San Giuseppe Moscati – il medico santo

Nacque a Benevento, ma ben presto fu “adottato” dalla città di Napoli. Non smise di prestare la sua instancabile opera a servizio degli infermi, senza mai chiedere la parcella ai poveri. E mentre sanava i corpi, allo stesso tempo curava amorevolmente le anime.

Prima di iniziare l’autopsia, si fa il segno della Croce da­vanti al cadavere che gli hanno portato. Poi dovrà ta­gliare, aprire, esaminare, nell’interesse della scienza. Ma innanzitutto rende onore a quel corpo che Dio ha ama­to e fatto vivere. Un gesto consueto per Giuseppe Moscati, il medico italiano nostro contemporaneo, il laico proclama­to santo da Giovanni Paolo II il 25 ottobre 1987.

Nato nel 1880, settimo dei nove figli di un magistrato, Giuseppe segue i trasferimenti del padre da Benevento ad Ancona e poi a Napoli, dove nel 1903 consegue la laurea a pieni voti in medicina. Lavora dapprima agli Ospedali Riuniti, poi a quello di Santa Maria del Popolo, detto degli “Incurabili”, nel quale diventerà primario per esami nel 1911. Vive tra scienziati illustri, maestri di medicina quasi tutti positivisti e materialisti; rigidamente avversi alle cose di fede, questi luminari riconoscono però in Moscati l’uo­mo votato alla scienza.

Si succedono per lui gli incarichi di responsabilità: cura degli infermi, direzione della ricerca, insegnamento. Un ricco curriculum medico, accanto al quale non ce n’è un al­tro speciale e distinto: un curriculum da santo. Lui è medi­co e santo insieme, ogni giorno. Per lui vivere è lavorare, è pregare, è studiare. A un giovane medico scrive: «Non la­scerete di coltivare e rivedere ogni giorno le vostre cono­scenze. Il progresso sta in una continua critica di quanto apprendiamo». E lui non “lascia di coltivare” anche la pro­pria formazione culturale cristiana, di pari passo con quel­la scientifica.

Ricerca quotidiana e comunione quotidiana: per lui so­no due momenti dello stesso impegno. Per deriderne la fe­de, qualcuno lo attira in un equivoco tranello, e lui si “ven­dica” entrando a pregare in una chiesa, per tornare poi tranquillo al microscopio, alla corsia, agli studenti. Sarà considerato un precursore della moderna biochimica. E in­tanto, già sui trent’anni, le sue diagnosi fulminee ed esatte lo rendono famosissimo, molto stimato anche dal sommo clinico Antonio Cardarelli. Insomma, ha tutto per diventa­re uno dei massimi “baroni”.

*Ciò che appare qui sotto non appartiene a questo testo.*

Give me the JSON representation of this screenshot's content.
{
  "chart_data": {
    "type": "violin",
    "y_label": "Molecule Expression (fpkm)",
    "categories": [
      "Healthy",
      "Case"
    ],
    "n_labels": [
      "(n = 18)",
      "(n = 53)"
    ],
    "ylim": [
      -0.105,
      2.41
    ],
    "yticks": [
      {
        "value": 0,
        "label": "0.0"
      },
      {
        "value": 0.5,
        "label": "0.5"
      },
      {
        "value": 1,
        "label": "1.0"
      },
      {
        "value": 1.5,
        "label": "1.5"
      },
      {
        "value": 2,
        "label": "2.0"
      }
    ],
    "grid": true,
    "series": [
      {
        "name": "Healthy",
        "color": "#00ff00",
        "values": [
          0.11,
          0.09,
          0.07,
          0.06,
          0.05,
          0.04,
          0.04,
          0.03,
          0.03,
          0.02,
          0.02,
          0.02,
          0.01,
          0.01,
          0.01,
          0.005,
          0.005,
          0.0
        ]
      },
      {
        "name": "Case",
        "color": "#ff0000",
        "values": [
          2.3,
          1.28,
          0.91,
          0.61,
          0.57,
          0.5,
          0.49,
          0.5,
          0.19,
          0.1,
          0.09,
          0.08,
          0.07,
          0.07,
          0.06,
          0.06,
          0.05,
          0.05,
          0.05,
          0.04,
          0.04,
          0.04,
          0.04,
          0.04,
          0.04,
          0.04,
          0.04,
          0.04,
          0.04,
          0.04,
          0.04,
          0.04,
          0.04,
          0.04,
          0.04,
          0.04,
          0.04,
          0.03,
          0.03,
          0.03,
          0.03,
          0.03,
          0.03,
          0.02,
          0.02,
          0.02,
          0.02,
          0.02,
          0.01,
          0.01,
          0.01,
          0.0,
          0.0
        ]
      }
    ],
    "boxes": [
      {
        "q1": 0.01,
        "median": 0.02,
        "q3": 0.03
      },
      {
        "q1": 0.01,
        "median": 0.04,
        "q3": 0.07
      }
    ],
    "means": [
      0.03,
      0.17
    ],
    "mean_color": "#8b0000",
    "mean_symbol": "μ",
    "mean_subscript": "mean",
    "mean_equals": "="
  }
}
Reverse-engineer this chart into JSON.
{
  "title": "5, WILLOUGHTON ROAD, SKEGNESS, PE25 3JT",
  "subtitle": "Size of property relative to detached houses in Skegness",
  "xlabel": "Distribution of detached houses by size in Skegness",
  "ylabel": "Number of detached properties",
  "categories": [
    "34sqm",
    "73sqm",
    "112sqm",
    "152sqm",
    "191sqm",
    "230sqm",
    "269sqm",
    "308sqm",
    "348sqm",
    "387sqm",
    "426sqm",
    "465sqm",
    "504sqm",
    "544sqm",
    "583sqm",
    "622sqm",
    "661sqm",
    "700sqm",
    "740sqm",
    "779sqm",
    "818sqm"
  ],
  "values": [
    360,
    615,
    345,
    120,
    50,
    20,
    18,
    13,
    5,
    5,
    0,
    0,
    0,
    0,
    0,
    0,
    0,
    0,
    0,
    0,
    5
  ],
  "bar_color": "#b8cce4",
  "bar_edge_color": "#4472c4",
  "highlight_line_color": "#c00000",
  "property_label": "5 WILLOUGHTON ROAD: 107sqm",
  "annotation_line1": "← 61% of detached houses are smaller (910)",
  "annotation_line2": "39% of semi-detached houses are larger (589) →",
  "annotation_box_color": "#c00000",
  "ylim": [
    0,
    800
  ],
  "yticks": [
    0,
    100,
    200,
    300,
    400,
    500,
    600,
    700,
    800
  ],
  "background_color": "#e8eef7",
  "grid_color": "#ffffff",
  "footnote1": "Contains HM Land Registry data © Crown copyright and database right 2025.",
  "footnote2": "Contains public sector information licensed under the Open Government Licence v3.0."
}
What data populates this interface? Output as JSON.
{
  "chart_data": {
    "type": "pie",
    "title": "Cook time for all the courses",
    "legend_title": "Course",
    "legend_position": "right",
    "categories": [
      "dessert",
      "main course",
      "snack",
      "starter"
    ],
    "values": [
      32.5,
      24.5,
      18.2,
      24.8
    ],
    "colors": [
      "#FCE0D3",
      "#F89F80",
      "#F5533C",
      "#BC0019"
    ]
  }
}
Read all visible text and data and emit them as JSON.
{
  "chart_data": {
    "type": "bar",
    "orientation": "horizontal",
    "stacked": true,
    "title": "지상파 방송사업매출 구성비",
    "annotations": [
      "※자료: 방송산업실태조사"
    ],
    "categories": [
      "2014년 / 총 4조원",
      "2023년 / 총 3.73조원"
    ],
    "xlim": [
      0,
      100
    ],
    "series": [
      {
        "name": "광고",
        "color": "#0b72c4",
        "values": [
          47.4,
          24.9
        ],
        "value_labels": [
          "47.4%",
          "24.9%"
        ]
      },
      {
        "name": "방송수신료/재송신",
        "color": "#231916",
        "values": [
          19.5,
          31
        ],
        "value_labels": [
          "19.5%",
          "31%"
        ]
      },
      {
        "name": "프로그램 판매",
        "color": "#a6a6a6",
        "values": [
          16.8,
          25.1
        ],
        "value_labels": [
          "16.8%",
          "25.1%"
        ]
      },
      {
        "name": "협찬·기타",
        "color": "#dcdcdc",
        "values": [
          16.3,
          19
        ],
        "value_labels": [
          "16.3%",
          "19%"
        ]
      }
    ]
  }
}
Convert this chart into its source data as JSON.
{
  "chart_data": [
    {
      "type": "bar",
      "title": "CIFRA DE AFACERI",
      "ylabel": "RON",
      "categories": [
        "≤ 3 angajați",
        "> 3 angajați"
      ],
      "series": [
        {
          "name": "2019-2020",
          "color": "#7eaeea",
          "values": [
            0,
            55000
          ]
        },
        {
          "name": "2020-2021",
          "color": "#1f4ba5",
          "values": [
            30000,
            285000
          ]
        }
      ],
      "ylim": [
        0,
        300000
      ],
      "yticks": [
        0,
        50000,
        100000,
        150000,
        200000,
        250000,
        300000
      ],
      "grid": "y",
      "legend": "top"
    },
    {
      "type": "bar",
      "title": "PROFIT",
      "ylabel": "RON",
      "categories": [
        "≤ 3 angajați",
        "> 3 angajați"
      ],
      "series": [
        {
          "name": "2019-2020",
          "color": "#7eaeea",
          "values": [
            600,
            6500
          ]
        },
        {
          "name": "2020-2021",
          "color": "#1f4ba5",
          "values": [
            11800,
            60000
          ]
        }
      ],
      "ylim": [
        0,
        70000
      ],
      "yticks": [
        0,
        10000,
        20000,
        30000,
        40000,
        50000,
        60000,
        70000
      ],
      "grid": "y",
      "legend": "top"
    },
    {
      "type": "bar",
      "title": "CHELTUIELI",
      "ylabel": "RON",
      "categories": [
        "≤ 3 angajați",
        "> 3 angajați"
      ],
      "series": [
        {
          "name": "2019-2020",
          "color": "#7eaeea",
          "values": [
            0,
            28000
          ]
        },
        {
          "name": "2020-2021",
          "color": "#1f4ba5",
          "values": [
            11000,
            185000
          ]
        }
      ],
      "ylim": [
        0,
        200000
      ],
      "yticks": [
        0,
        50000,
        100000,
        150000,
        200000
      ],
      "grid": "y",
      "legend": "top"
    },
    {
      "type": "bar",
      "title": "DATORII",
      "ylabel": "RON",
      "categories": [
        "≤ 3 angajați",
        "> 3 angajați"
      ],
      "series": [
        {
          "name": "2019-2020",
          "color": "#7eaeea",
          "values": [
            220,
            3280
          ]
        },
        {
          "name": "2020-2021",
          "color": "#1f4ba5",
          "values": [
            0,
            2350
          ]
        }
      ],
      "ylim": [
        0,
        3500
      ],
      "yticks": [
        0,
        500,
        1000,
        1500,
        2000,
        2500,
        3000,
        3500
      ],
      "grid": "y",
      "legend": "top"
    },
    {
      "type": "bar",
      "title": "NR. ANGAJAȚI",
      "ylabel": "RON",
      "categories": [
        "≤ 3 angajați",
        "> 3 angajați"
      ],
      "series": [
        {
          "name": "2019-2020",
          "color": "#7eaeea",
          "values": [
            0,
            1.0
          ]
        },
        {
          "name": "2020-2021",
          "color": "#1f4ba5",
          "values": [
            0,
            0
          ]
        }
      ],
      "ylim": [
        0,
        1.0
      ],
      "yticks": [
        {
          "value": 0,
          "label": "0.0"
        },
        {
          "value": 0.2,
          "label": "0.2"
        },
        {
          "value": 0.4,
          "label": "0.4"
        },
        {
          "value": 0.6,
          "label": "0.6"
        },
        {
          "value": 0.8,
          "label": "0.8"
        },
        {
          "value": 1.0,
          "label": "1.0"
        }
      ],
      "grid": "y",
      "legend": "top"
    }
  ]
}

Ma Giuseppe si sente soltanto veicolo di conoscenze pro­venienti da Dio e destinate a chi soffre. Per le visite in casa, l’onorario è regolato da un cestino con una scritta: Chi può metta qualcosa, chi ha bisogno prenda. Quando il malato è lontano e povero, è lui stesso che gli porta anche denaro. Come porta l’aiuto spirituale durante le cure e do­po, come si preoccupa di raddrizzare esistenze, di orienta­re i confusi. Sempre medico e sempre apostolo, a ritmo intensissimo. Un’esistenza consumata presto, a soli 47 anni. Il 12 aprile 1927, giorno della sua morte, è stato ancora giorno di visita. Tre anni dopo, le sue spoglie sono state tu­mulate nella chiesa del Gesù Nuovo in Napoli.